Glycemic load, while probably superior to the glycemic index, is still not entirely accurate when judging a specific food’s impact on your unique body with its unique metabolism, genetics, gut microbiome, stress levels, and body composition.

This study, entitled “Personalized Nutrition by Prediction of Glycemic Responses,” found that people varied wildly in their blood sugar response to the same foods.

The authors of the study noted that having a single score that supposedly ranks a portion of food according to its impact on blood sugar is misleading, and individual differences should be respected.

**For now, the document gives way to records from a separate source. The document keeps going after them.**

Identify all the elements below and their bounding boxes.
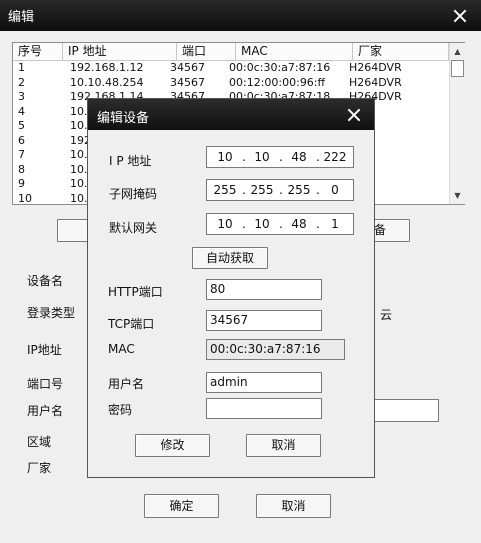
outer-close-icon[interactable] [451, 7, 469, 25]
ip-octet[interactable]: 222 [320, 150, 350, 164]
row-cell-no: 8 [18, 162, 25, 176]
row-cell-vendor: H264DVR [349, 75, 402, 89]
mask-octet[interactable]: 255 [284, 183, 314, 197]
ip-octet[interactable]: 10 [247, 150, 277, 164]
label-username: 用户名 [27, 404, 64, 418]
row-cell-port: 34567 [170, 75, 205, 89]
row-cell-ip: 192.168.1.12 [70, 61, 144, 74]
modify-button[interactable]: 修改 [135, 434, 210, 457]
gateway-octet[interactable]: 10 [210, 217, 240, 231]
column-header-mac[interactable]: MAC [236, 43, 353, 61]
label-device-name: 设备名 [27, 274, 64, 288]
label-area: 区域 [27, 435, 52, 449]
label-ip-address: IP地址 [27, 343, 62, 357]
scroll-up-icon[interactable]: ▲ [450, 44, 465, 59]
scroll-down-icon[interactable]: ▼ [450, 188, 465, 203]
row-cell-no: 1 [18, 61, 25, 74]
tcp-port-label: TCP端口 [108, 317, 155, 331]
gateway-dot: . [242, 217, 246, 231]
row-cell-mac: 00:0c:30:a7:87:16 [229, 61, 331, 74]
mask-octet[interactable]: 255 [210, 183, 240, 197]
outer-title-bar: 编辑 [0, 0, 481, 31]
subnet-mask-input[interactable]: 255 . 255 . 255 . 0 [206, 179, 354, 201]
label-cloud: 云 [380, 308, 393, 322]
http-port-label: HTTP端口 [108, 285, 163, 299]
ip-octet[interactable]: 48 [284, 150, 314, 164]
column-header-port[interactable]: 端口 [177, 43, 236, 61]
ip-address-label: I P 地址 [109, 154, 152, 168]
dialog-title-bar: 编辑设备 [88, 99, 374, 130]
mac-label: MAC [108, 342, 135, 356]
row-cell-no: 4 [18, 104, 25, 118]
gateway-octet[interactable]: 10 [247, 217, 277, 231]
ip-address-input[interactable]: 10 . 10 . 48 . 222 [206, 146, 354, 168]
gateway-dot: . [279, 217, 283, 231]
table-row[interactable]: 1 192.168.1.12 34567 00:0c:30:a7:87:16 H264D… [13, 61, 449, 76]
gateway-label: 默认网关 [109, 221, 158, 235]
tcp-port-input[interactable]: 34567 [206, 310, 322, 331]
scroll-thumb[interactable] [451, 60, 464, 77]
column-header-vendor[interactable]: 厂家 [353, 43, 449, 61]
mask-octet[interactable]: 255 [247, 183, 277, 197]
column-header-ip[interactable]: IP 地址 [63, 43, 177, 61]
dialog-cancel-button[interactable]: 取消 [246, 434, 321, 457]
dialog-close-icon[interactable] [345, 106, 363, 124]
list-header: 序号 IP 地址 端口 MAC 厂家 [13, 43, 449, 61]
ok-button[interactable]: 确定 [144, 494, 219, 518]
gateway-octet[interactable]: 48 [284, 217, 314, 231]
http-port-input[interactable]: 80 [206, 279, 322, 300]
username-label: 用户名 [108, 377, 145, 391]
row-cell-no: 2 [18, 75, 25, 89]
mask-octet[interactable]: 0 [320, 183, 350, 197]
row-cell-vendor: H264DVR [349, 61, 402, 74]
dialog-title: 编辑设备 [97, 111, 150, 126]
password-label: 密码 [108, 403, 133, 417]
ip-dot: . [242, 150, 246, 164]
row-cell-no: 10 [18, 191, 32, 205]
gateway-octet[interactable]: 1 [320, 217, 350, 231]
subnet-mask-label: 子网掩码 [109, 187, 158, 201]
table-row[interactable]: 2 10.10.48.254 34567 00:12:00:00:96:ff H264D… [13, 76, 449, 91]
label-vendor: 厂家 [27, 461, 52, 475]
row-cell-no: 7 [18, 148, 25, 161]
mac-field: 00:0c:30:a7:87:16 [206, 339, 345, 360]
mask-dot: . [242, 183, 246, 197]
row-cell-no: 6 [18, 133, 25, 147]
ip-octet[interactable]: 10 [210, 150, 240, 164]
auto-obtain-button[interactable]: 自动获取 [192, 247, 268, 269]
edit-device-dialog: 编辑设备 I P 地址 10 . 10 . 48 . 222 子网掩码 255 … [87, 98, 375, 478]
list-right-button-label: 备 [374, 223, 387, 237]
row-cell-no: 5 [18, 119, 25, 132]
gateway-input[interactable]: 10 . 10 . 48 . 1 [206, 213, 354, 235]
row-cell-no: 9 [18, 177, 25, 190]
row-cell-no: 3 [18, 90, 25, 103]
ip-dot: . [279, 150, 283, 164]
column-header-no[interactable]: 序号 [13, 43, 63, 61]
username-input-outer[interactable] [375, 399, 439, 422]
row-cell-ip: 10.10.48.254 [70, 75, 144, 89]
mask-dot: . [279, 183, 283, 197]
label-login-type: 登录类型 [27, 306, 76, 320]
row-cell-port: 34567 [170, 61, 205, 74]
label-port: 端口号 [27, 377, 64, 391]
username-input[interactable]: admin [206, 372, 322, 393]
outer-cancel-button[interactable]: 取消 [256, 494, 331, 518]
list-scrollbar[interactable]: ▲ ▼ [449, 43, 465, 204]
password-input[interactable] [206, 398, 322, 419]
row-cell-mac: 00:12:00:00:96:ff [229, 75, 326, 89]
outer-window-title: 编辑 [8, 10, 35, 25]
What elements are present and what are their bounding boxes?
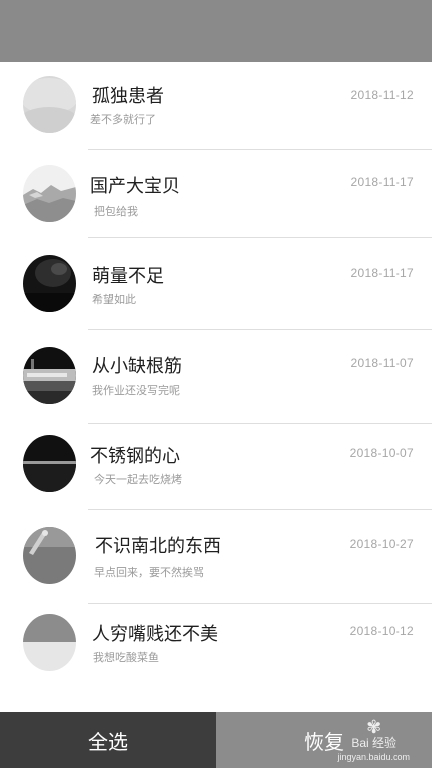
avatar	[23, 165, 76, 222]
list-item[interactable]: 人穷嘴贱还不美 我想吃酸菜鱼 2018-10-12	[0, 604, 432, 704]
avatar	[23, 76, 76, 133]
last-message: 我想吃酸菜鱼	[93, 651, 159, 664]
last-message: 我作业还没写完呢	[92, 384, 180, 397]
last-message: 今天一起去吃烧烤	[94, 473, 182, 486]
top-header-bar	[0, 0, 432, 62]
message-date: 2018-11-12	[350, 88, 414, 102]
message-date: 2018-10-07	[349, 446, 414, 460]
list-item[interactable]: 国产大宝贝 把包给我 2018-11-17	[0, 150, 432, 238]
contact-name: 国产大宝贝	[90, 176, 180, 197]
avatar	[23, 435, 76, 492]
contact-name: 孤独患者	[92, 86, 164, 107]
list-item[interactable]: 不锈钢的心 今天一起去吃烧烤 2018-10-07	[0, 422, 432, 510]
contact-name: 不识南北的东西	[95, 536, 221, 557]
list-item[interactable]: 孤独患者 差不多就行了 2018-11-12	[0, 62, 432, 150]
last-message: 希望如此	[92, 293, 136, 306]
last-message: 差不多就行了	[90, 113, 156, 126]
watermark: ✾ Bai 经验 jingyan.baidu.com	[337, 718, 410, 764]
avatar	[23, 527, 76, 584]
bottom-action-bar: 全选 恢复 ✾ Bai 经验 jingyan.baidu.com	[0, 712, 432, 768]
message-date: 2018-10-27	[349, 537, 414, 551]
watermark-url: jingyan.baidu.com	[337, 752, 410, 762]
list-item[interactable]: 不识南北的东西 早点回来，要不然挨骂 2018-10-27	[0, 510, 432, 604]
contact-name: 不锈钢的心	[90, 446, 180, 467]
contact-list: 孤独患者 差不多就行了 2018-11-12 国产大宝贝 把包给我 2018-1…	[0, 62, 432, 712]
avatar	[23, 347, 76, 404]
paw-icon: ✾	[366, 717, 382, 737]
contact-name: 萌量不足	[92, 266, 164, 287]
message-date: 2018-11-17	[350, 175, 414, 189]
message-date: 2018-10-12	[349, 624, 414, 638]
list-item[interactable]: 从小缺根筋 我作业还没写完呢 2018-11-07	[0, 330, 432, 424]
avatar	[23, 255, 76, 312]
last-message: 早点回来，要不然挨骂	[94, 566, 204, 579]
message-date: 2018-11-07	[350, 356, 414, 370]
select-all-button[interactable]: 全选	[0, 712, 216, 768]
list-item[interactable]: 萌量不足 希望如此 2018-11-17	[0, 238, 432, 330]
last-message: 把包给我	[94, 205, 138, 218]
contact-name: 人穷嘴贱还不美	[92, 624, 218, 645]
avatar	[23, 614, 76, 671]
watermark-text: Bai 经验	[351, 736, 397, 750]
contact-name: 从小缺根筋	[92, 356, 182, 377]
message-date: 2018-11-17	[350, 266, 414, 280]
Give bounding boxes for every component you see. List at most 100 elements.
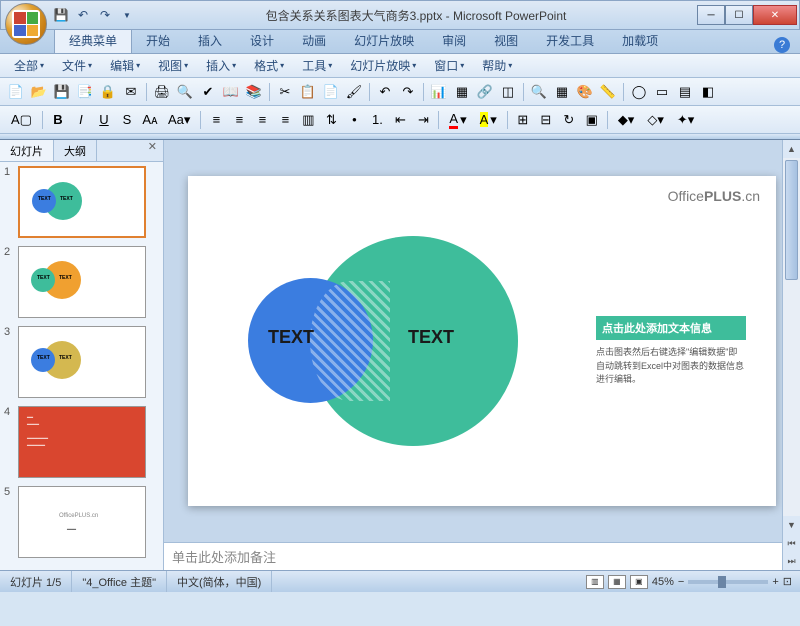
scroll-thumb[interactable] <box>785 160 798 280</box>
spellcheck-icon[interactable]: ✔ <box>198 82 218 102</box>
align-left-button[interactable]: ≡ <box>206 110 226 130</box>
mail-icon[interactable]: ✉ <box>121 82 141 102</box>
menu-file[interactable]: 文件▾ <box>54 55 100 76</box>
arrange-button[interactable]: ▣ <box>582 110 602 130</box>
venn-label-2[interactable]: TEXT <box>408 328 448 346</box>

With this thought in mind, a better strategy for determining your own unique carb tolerance and blood sugar response to particular foods would involve a structured plan in which a certain amount of carbs are eaten from a single food source, first thing in the morning on an empty stomach, and blood sugar levels tested at baseline, 1 hour post-meal, and 2 hours post-meal.

Robb Wolf has just such a protocol in his book, Wired to Eat.

See this article for an example of this type of self-experimentation, as well as practical guidelines and applications.

While this is more painstaking than simply Googling the glycemic index of “X” food, it is likely to give you a much more accurate and certainly a much more individualized idea of what types of carbs you do well, and which ones you do poorly with.